حسيبة بن بوعلي · Hassiba Bent Bouali

1938-01-181957-10-09

Hassiba Ben Bouali was an FLN combatant of the Battle of Algiers and one of the foundational young women martyrs of the Algerian War of Independence. She was born in 1938 in Chlef in the western Algerian Tell, into a family of modest means with maternal connections to the Beni Mellikeuch tribe of Lesser Kabylia.

She was educated at the Lycée Fromentin in Algiers and joined the urban network of the FLN at the age of seventeen, working initially as a courier and subsequently as an operations agent under the command of Yacef Saadi. The Algiers urban network — the principal organisational base of the September 1956 to October 1957 phase of the war in the capital — depended substantially on women combatants whose mobility through European-Algerian Algiers was less constrained than that of men.

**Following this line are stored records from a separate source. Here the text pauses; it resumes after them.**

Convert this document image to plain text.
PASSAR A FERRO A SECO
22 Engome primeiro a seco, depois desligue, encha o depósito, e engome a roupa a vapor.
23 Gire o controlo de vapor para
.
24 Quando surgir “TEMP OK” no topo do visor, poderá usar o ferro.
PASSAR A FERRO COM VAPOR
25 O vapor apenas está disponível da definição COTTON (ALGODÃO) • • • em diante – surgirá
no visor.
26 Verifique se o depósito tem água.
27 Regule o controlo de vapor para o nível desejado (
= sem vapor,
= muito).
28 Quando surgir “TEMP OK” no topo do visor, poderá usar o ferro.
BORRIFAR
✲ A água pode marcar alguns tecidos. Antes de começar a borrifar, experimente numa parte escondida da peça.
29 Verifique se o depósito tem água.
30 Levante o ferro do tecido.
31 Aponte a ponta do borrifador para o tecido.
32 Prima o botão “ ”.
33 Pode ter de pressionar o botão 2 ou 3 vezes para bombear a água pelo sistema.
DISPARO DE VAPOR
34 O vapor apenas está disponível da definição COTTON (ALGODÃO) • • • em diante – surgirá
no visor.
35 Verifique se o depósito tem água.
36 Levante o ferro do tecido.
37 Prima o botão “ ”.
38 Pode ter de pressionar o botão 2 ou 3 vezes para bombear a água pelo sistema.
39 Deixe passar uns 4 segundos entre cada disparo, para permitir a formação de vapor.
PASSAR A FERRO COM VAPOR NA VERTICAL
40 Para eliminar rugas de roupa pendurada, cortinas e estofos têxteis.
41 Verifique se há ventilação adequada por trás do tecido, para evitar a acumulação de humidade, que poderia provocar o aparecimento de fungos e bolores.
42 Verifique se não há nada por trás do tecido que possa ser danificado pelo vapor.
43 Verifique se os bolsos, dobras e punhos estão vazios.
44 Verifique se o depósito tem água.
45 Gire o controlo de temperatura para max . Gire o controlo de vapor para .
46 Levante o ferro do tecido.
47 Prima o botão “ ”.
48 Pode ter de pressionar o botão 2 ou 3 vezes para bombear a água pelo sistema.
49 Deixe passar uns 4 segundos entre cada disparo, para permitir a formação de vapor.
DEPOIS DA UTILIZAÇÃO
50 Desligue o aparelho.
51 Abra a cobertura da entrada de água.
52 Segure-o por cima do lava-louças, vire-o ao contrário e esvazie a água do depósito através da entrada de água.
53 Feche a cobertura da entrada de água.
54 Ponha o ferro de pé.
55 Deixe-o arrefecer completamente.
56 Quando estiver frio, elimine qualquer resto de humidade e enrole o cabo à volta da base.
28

She participated in the bombings of the September 1956 to early 1957 period, the strikes of the spring of 1957, and the running engagements of the summer that followed. She was killed on 9 October 1957 in the explosion of the Casbah safe house at 5 rue Caton, in which the French paratrooper assault on Yacef Saadi's hideout collapsed the building and killed Hassiba, her commander Ali la Pointe, the young Petit Omar, and a fourth combatant whose identity was never fully established.

She is conventionally treated as one of the foundational women martyrs of the Algerian Revolution, alongside Djamila Bouhired, Djamila Boupacha, and Zohra Drif. Her image — particularly in Pontecorvo's 1966 film The Battle of Algiers, in which her death is the climactic moment of the urban-war narrative — has continued to circulate in international anti-colonial political memory across the subsequent six decades.